I took a breath and went on, “So, we’ll have to get into the fifth generation before we’ve got just the US covered, never mind the world, and that all assumes we can rope complete generations of children into following this path, they all are as fecund as average as I’m proposing for us, and they all work nine months out of the year with no vacations and weekends!”
She just lay her head sadly on my chest. “Damn,” she cursed quietly.
“And we have to do it all without creating massive in-breeding. The simple fact is, Kaitlyn, we’ll starve the planet if we stop using chemical fertilizers,” I summarized. “Organic farming is a first-world luxury, not a desirable end goal for feeding the planet.”
“We can’t mine the planet for minerals forever, Davie,” she pointed out stubbornly.
“Indeed. The trend is population collapse in the developed world. Hopefully we can begin bringing the world’s population back down to sustainable levels before we run out of mine-able fertilizer minerals. Otherwise…war, famine, destruction.”
She just lay there, then pounded on my chest in a frustrated way, so I added teasingly, “Want to get started on the project, then? We’re both young enough to get twelve kids out.”

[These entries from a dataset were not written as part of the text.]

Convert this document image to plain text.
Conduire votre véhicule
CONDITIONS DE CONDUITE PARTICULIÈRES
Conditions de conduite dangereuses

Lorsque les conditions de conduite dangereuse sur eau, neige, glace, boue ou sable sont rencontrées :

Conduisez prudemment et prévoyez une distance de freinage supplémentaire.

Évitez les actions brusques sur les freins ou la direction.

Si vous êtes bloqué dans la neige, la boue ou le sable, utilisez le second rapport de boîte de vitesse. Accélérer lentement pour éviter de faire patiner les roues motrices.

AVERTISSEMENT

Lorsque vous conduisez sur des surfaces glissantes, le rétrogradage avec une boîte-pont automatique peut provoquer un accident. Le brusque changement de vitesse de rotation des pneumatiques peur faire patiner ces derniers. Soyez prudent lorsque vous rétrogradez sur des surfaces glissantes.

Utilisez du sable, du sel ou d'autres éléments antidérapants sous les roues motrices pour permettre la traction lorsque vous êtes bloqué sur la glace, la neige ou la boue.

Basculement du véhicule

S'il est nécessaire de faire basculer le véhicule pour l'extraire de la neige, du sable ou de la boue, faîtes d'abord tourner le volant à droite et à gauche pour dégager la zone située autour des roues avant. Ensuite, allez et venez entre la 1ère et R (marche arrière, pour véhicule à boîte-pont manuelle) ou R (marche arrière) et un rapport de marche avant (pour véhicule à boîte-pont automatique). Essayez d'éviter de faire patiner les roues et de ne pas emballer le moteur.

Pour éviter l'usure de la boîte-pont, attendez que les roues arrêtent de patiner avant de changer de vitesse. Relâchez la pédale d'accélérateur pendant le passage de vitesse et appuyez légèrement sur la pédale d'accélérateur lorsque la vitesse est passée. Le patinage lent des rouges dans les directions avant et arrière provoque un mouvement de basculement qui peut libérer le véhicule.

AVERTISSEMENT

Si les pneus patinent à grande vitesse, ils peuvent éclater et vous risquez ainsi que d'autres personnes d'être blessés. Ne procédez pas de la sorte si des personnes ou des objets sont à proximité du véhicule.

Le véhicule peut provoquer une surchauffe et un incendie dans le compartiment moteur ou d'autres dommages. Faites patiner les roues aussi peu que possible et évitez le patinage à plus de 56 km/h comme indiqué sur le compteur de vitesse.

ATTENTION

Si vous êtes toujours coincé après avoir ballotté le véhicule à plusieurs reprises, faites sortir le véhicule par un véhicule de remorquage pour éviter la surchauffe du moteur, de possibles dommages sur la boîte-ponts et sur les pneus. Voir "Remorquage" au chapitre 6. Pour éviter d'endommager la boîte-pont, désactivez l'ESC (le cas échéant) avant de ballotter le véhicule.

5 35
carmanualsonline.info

“You’d do that?” she asked.
“If you thought it was a worthwhile project, yes. It’s not my idea of the best way to solve world hunger, and I have no ambitions of leading an eco-cult, but if you said that’s what we’re doing, then I’d go along with it. We’d be dead of old age before we could see whether it was going to succeed, but in the meantime, I think we’d see enough improvement locally to be satisfied with our lives by that point.”
We both lay there in thought for a bit, then I added, “It’d probably be better to spend our efforts on finding other mages, though. If we did decide to make this project the prime goal of magical society, it’d be better to start with ten thousand or so mages already out in the world than to try to breed them all ourselves.”
“I wonder how many there really are?” she asked quietly.
“No idea. It’s going to be hard to find them.” We both knew why. Almost no one got far enough out into pure nature these days to discover that they were a mage, and of those that did, they were almost always going to be clothed and carrying too much tech to discover their talents anyway. Then there was the expression rate: magical talent had to be much rarer than the optimistic 1-in-2 breeding success rate I’d used earlier just for the sake of the argument. Just going on the sketchy historical record, I figured it had to be about as rare as genetic diseases, and it may be for the same reason: perhaps there was a mage gene. If it was one in ten thousand or one in a hundred thousand, would we ever find another mage without somehow going public with the project?
We both fell asleep there in the desert, taking our thoughts about the project with us into our slumbers.